There is one charge left in front of the court and that is even though the City did not target people of color, did the non-biased enforcement of the code have an adverse impact on people of color? That is the last charge. You can whine all you want, but that is all that is left of the case, the rest has been thrown out as the garbage that it was...

The court has said, that every property in the case had violations, that every property the enforcement was done even handed, but the question is, even if that was the case did people of color get victimized by fair enforcement? Because that still could be a HUD violation.

The City has argued at the Supreme Court that if the case is allowed to move forward and if the City was found to be guilty, it would mean that you couldn't enforce housing codes of any kind anywhere. Their argument is that property in disrepair will always rent for less, that poor people will be more likely to live in them because of that and that until things change in America there will be a disproportionate number of people of color in the low income population.

So, if you site a house for code violations and the house is repaired it may raise the rent; and if it isn't repaired it will be nailed shut.
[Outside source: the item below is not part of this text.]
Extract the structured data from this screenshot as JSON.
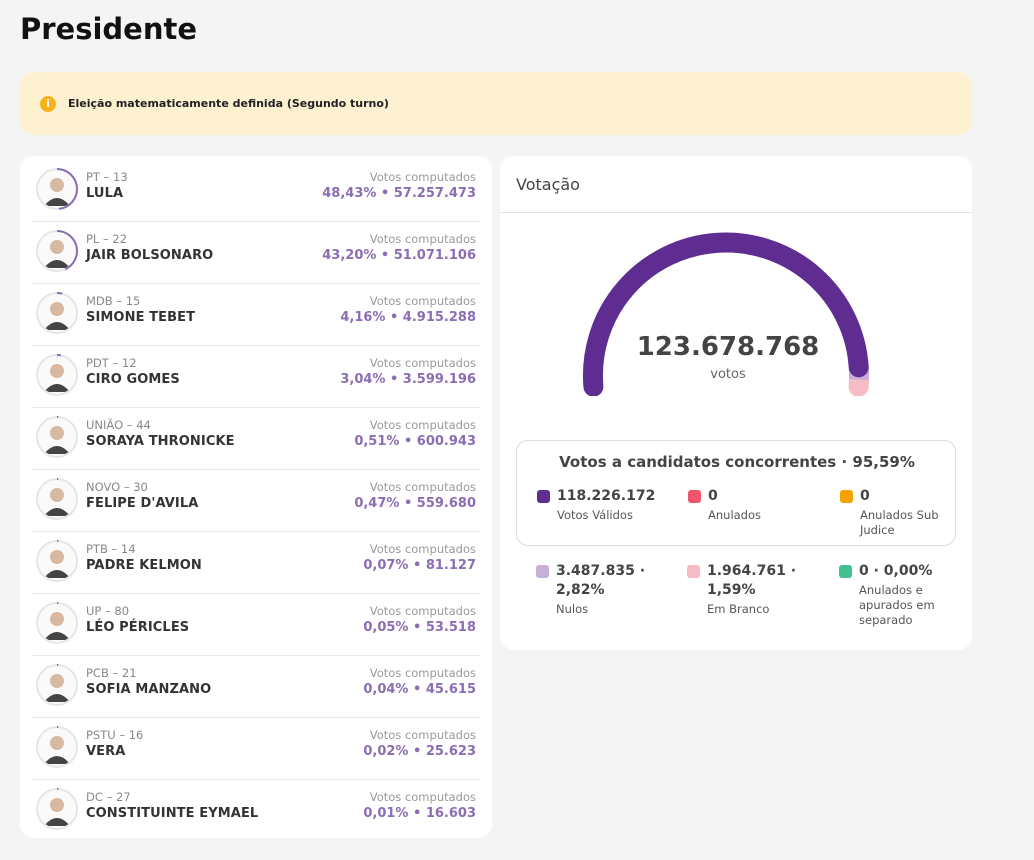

Either way that has an adverse impact on the tenant.

What the City is saying to the Supreme Court is that adverse impact of that kind should not be considered in housing cases. The law does not specifically address adverse impact on housing code enforcement and that if there isn't targeting and there isn't intent that you shouldn't have a HUD case. Otherwise the City loses the ability to have any health standard. You simply can not protect anyone since the worse properties will be rented for the lowest dollar amount and have a disproportionate number of people of color in those units.


Chuck Repke

9:56 AM  
Anonymous Anonymous said...

If cities cannot run a code enforcement program without making up untrue violations then maybe it is for the best that they cannot enforce any codes chuck.